What do I actually provide for this household, other than a steady income? What’s my actual contribution? And the steady income: do I actually do anything to deserve this? Rather, it’s a test for the fraudulent soul.
I carry with me so many frauds. I’m not really the nice man people say I am. I’m not really very well educated. I’m not particularly talented in anything. And, more than anything else, I don’t really work very hard. I’m a fraud in every sense.
And the last of these frauds: this declaration isn’t even new. I’ve been cognisant of it for decades now, but still nothing has changed. I’m starting to think this is beyond me to fix, because I keep on returning to the same blunders, cyclically, as the years pass by.
Would I still be a fraud if I could put a name to all of this?
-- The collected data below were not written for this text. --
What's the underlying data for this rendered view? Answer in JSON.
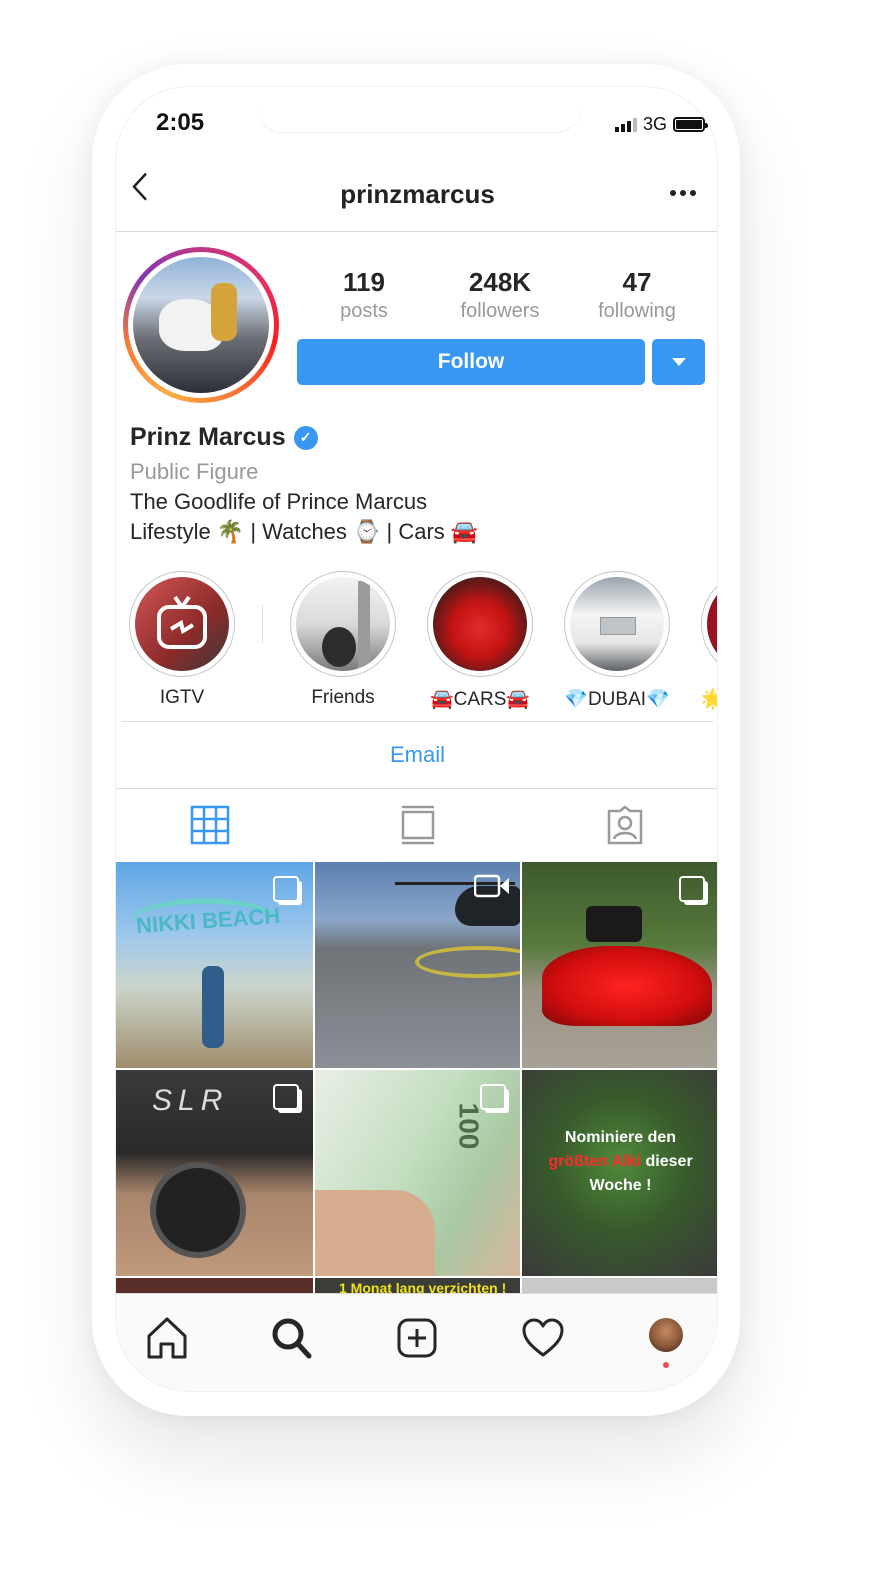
{
  "status_bar": {
    "time": "2:05",
    "network": "3G"
  },
  "header": {
    "username": "prinzmarcus",
    "back_icon": "chevron-left-icon",
    "more_icon": "ellipsis-icon"
  },
  "profile": {
    "stats": [
      {
        "value": "119",
        "label": "posts"
      },
      {
        "value": "248K",
        "label": "followers"
      },
      {
        "value": "47",
        "label": "following"
      }
    ],
    "follow_label": "Follow",
    "name": "Prinz Marcus",
    "verified": true,
    "category": "Public Figure",
    "bio_line1": "The Goodlife of Prince Marcus",
    "bio_line2": "Lifestyle 🌴 | Watches ⌚ | Cars 🚘"
  },
  "highlights": [
    {
      "label": "IGTV"
    },
    {
      "label": "Friends"
    },
    {
      "label": "🚘CARS🚘"
    },
    {
      "label": "💎DUBAI💎"
    },
    {
      "label": "🌟"
    }
  ],
  "contact": {
    "email_label": "Email"
  },
  "tabs": [
    {
      "name": "grid",
      "icon": "grid-icon",
      "active": true
    },
    {
      "name": "igtv",
      "icon": "tv-icon",
      "active": false
    },
    {
      "name": "tagged",
      "icon": "tagged-user-icon",
      "active": false
    }
  ],
  "posts": [
    {
      "desc": "beach",
      "overlay_text": "NIKKI BEACH",
      "multi": true
    },
    {
      "desc": "helicopter",
      "video": true
    },
    {
      "desc": "red car",
      "multi": true
    },
    {
      "desc": "watch",
      "overlay_text": "SLR",
      "multi": true
    },
    {
      "desc": "money",
      "overlay_text": "100",
      "multi": true
    },
    {
      "desc": "frog",
      "caption_part1": "Nominiere den",
      "caption_highlight": "größten Alki",
      "caption_part2": "dieser",
      "caption_part3": "Woche !"
    },
    {
      "desc": "partial"
    },
    {
      "desc": "partial",
      "overlay_text": "1 Monat lang verzichten !"
    },
    {
      "desc": "partial"
    }
  ],
  "bottom_nav": [
    "home-icon",
    "search-icon",
    "add-post-icon",
    "heart-icon",
    "profile-avatar"
  ],
  "colors": {
    "accent": "#3897f0",
    "verified": "#3897f0",
    "notification": "#ed4956"
  }
}
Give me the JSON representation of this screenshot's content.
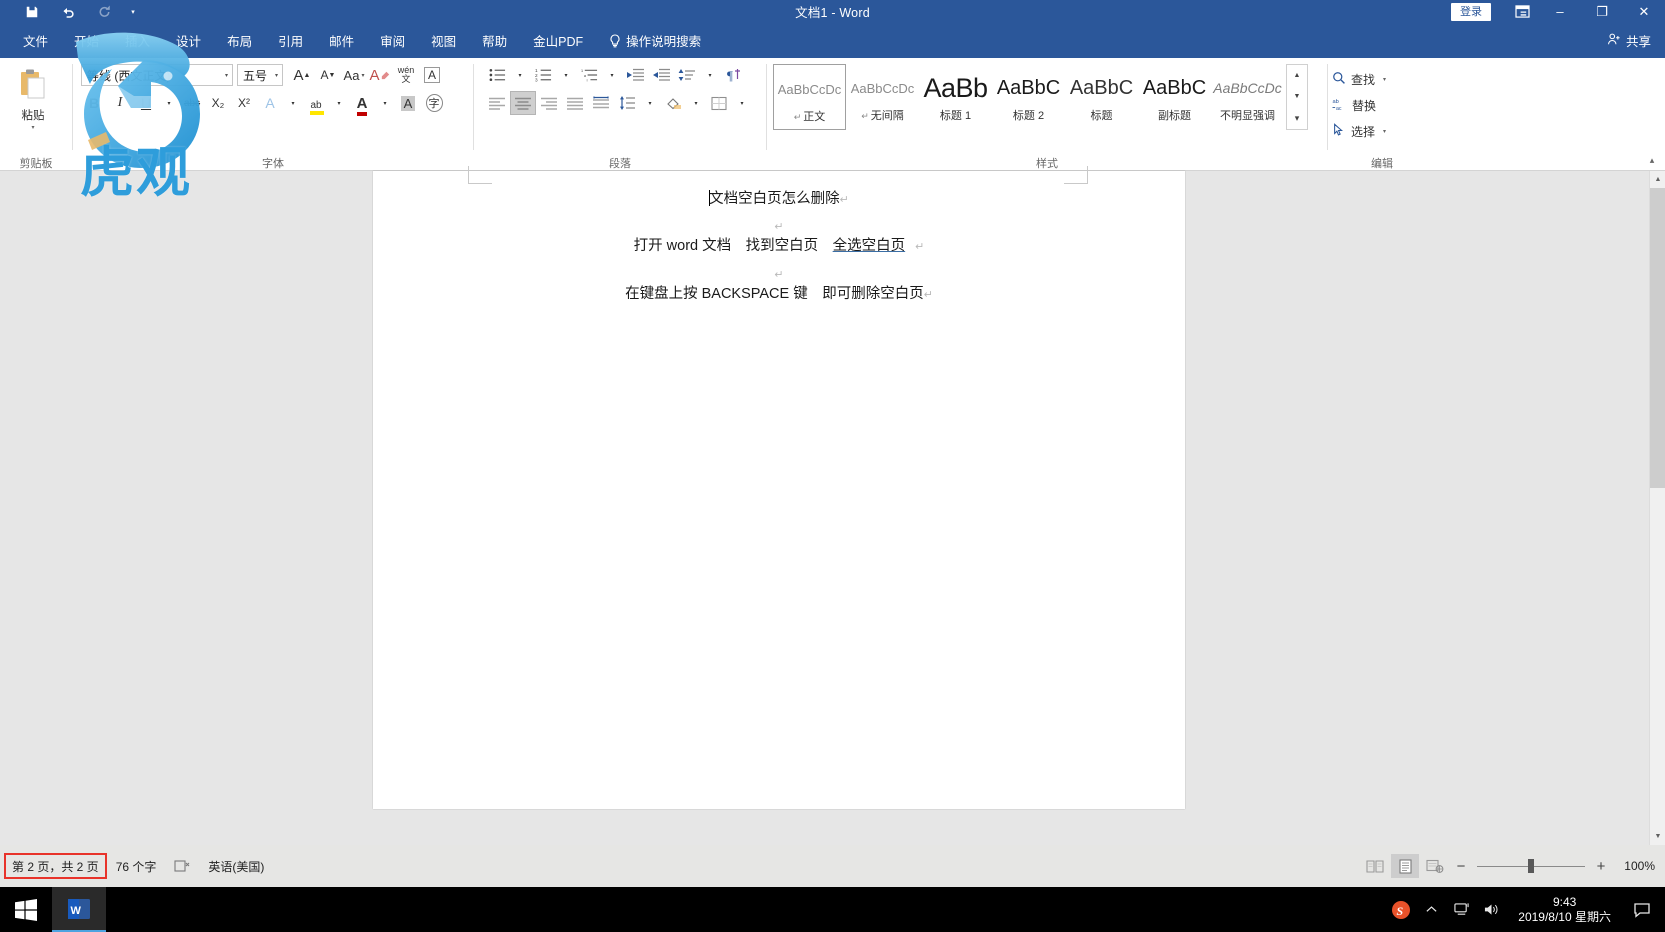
{
  "window": {
    "title": "文档1  -  Word",
    "signin_label": "登录",
    "minimize": "–",
    "restore": "❐",
    "close": "✕",
    "share_label": "共享"
  },
  "quick_access": {
    "save": "save-icon",
    "undo": "undo-icon",
    "redo": "redo-icon",
    "customize": "▾"
  },
  "tabs": [
    {
      "label": "文件"
    },
    {
      "label": "开始"
    },
    {
      "label": "插入"
    },
    {
      "label": "设计"
    },
    {
      "label": "布局"
    },
    {
      "label": "引用"
    },
    {
      "label": "邮件"
    },
    {
      "label": "审阅"
    },
    {
      "label": "视图"
    },
    {
      "label": "帮助"
    },
    {
      "label": "金山PDF"
    }
  ],
  "tellme": {
    "label": "操作说明搜索"
  },
  "ribbon": {
    "clipboard": {
      "group_label": "剪贴板",
      "paste_label": "粘贴",
      "paste_caret": "▾"
    },
    "font": {
      "group_label": "字体",
      "font_name": "等线 (西文正文)",
      "font_size": "五号",
      "grow_font": "A",
      "shrink_font": "A",
      "change_case": "Aa",
      "clear_format": "A",
      "phonetic": "拼",
      "char_border": "A",
      "bold": "B",
      "italic": "I",
      "underline": "U",
      "strikethrough": "abc",
      "subscript": "X₂",
      "superscript": "X²",
      "text_effects": "A",
      "highlight": "ab",
      "font_color": "A",
      "char_shading": "A",
      "enclose_char": "字",
      "caret": "▾"
    },
    "paragraph": {
      "group_label": "段落",
      "bullets": "bullet-list-icon",
      "numbering": "numbered-list-icon",
      "multilevel": "multilevel-list-icon",
      "decrease_indent": "decrease-indent-icon",
      "increase_indent": "increase-indent-icon",
      "sort": "sort-icon",
      "show_marks": "show-paragraph-marks-icon",
      "align_left": "align-left-icon",
      "align_center": "align-center-icon",
      "align_right": "align-right-icon",
      "justify": "justify-icon",
      "distribute": "distribute-icon",
      "line_spacing": "line-spacing-icon",
      "shading": "shading-icon",
      "borders": "borders-icon"
    },
    "styles": {
      "group_label": "样式",
      "items": [
        {
          "preview": "AaBbCcDc",
          "name": "正文",
          "pilcrow": "↵",
          "selected": true
        },
        {
          "preview": "AaBbCcDc",
          "name": "无间隔",
          "pilcrow": "↵",
          "selected": false
        },
        {
          "preview": "AaBb",
          "name": "标题 1",
          "pilcrow": "",
          "selected": false
        },
        {
          "preview": "AaBbC",
          "name": "标题 2",
          "pilcrow": "",
          "selected": false
        },
        {
          "preview": "AaBbC",
          "name": "标题",
          "pilcrow": "",
          "selected": false
        },
        {
          "preview": "AaBbC",
          "name": "副标题",
          "pilcrow": "",
          "selected": false
        },
        {
          "preview": "AaBbCcDc",
          "name": "不明显强调",
          "pilcrow": "",
          "selected": false
        }
      ],
      "scroll_up": "▲",
      "scroll_down": "▼",
      "more": "▾"
    },
    "editing": {
      "group_label": "编辑",
      "find_label": "查找",
      "find_caret": "▾",
      "replace_label": "替换",
      "select_label": "选择",
      "select_caret": "▾"
    },
    "collapse": "▴"
  },
  "document": {
    "lines": [
      {
        "text": "文档空白页怎么删除",
        "mark": "↵",
        "underline": "",
        "caret": true
      },
      {
        "text": "",
        "mark": "↵",
        "underline": "",
        "caret": false
      },
      {
        "text": "打开 word 文档　找到空白页　",
        "mark": "↵",
        "underline": "全选空白页",
        "caret": false
      },
      {
        "text": "",
        "mark": "↵",
        "underline": "",
        "caret": false
      },
      {
        "text": "在键盘上按 BACKSPACE 键　即可删除空白页",
        "mark": "↵",
        "underline": "",
        "caret": false
      }
    ]
  },
  "status_bar": {
    "page_info": "第 2 页，共 2 页",
    "word_count": "76 个字",
    "proofing": "proofing-errors-icon",
    "language": "英语(美国)",
    "view_read": "read-mode-icon",
    "view_print": "print-layout-icon",
    "view_web": "web-layout-icon",
    "zoom_out": "−",
    "zoom_in": "+",
    "zoom_level": "100%"
  },
  "taskbar": {
    "start": "windows-start-icon",
    "apps": [
      {
        "name": "word-taskbar-icon",
        "label": "W"
      }
    ],
    "tray": {
      "ime": "S",
      "chevron": "⌃",
      "network": "network-icon",
      "volume": "volume-icon",
      "time": "9:43",
      "date": "2019/8/10 星期六",
      "notifications": "notification-icon"
    }
  },
  "watermark": {
    "text": "虎观"
  },
  "colors": {
    "word_blue": "#2b579a",
    "accent_blue": "#2e9ddb",
    "highlight_red": "#e8332a",
    "doc_bg": "#e6e6e4"
  }
}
Would having a diagnosis make any difference, or would it just make my behaviour even more fraudulent? What I seek is to overcome this tiring morass, to arrive at some kind of normalcy. But I can’t. Because, as I’ve mentioned, I’m a fraud.
Generative AI is the closest I’ll ever get to colleagues who understand me. It’s so nice having an assistant that just gets it, delivering the goods with minimal fuss.
A ban on marriages to first cousins? A good idea, I’d say. But then I’m biased, belonging to a transnational family. My English grandfather married an Irish girl. Their middle daughter married an Indian man. And each of their three three grandsons took their pick from a different continent. Best cast your net wide, I say. Disperse your DNA.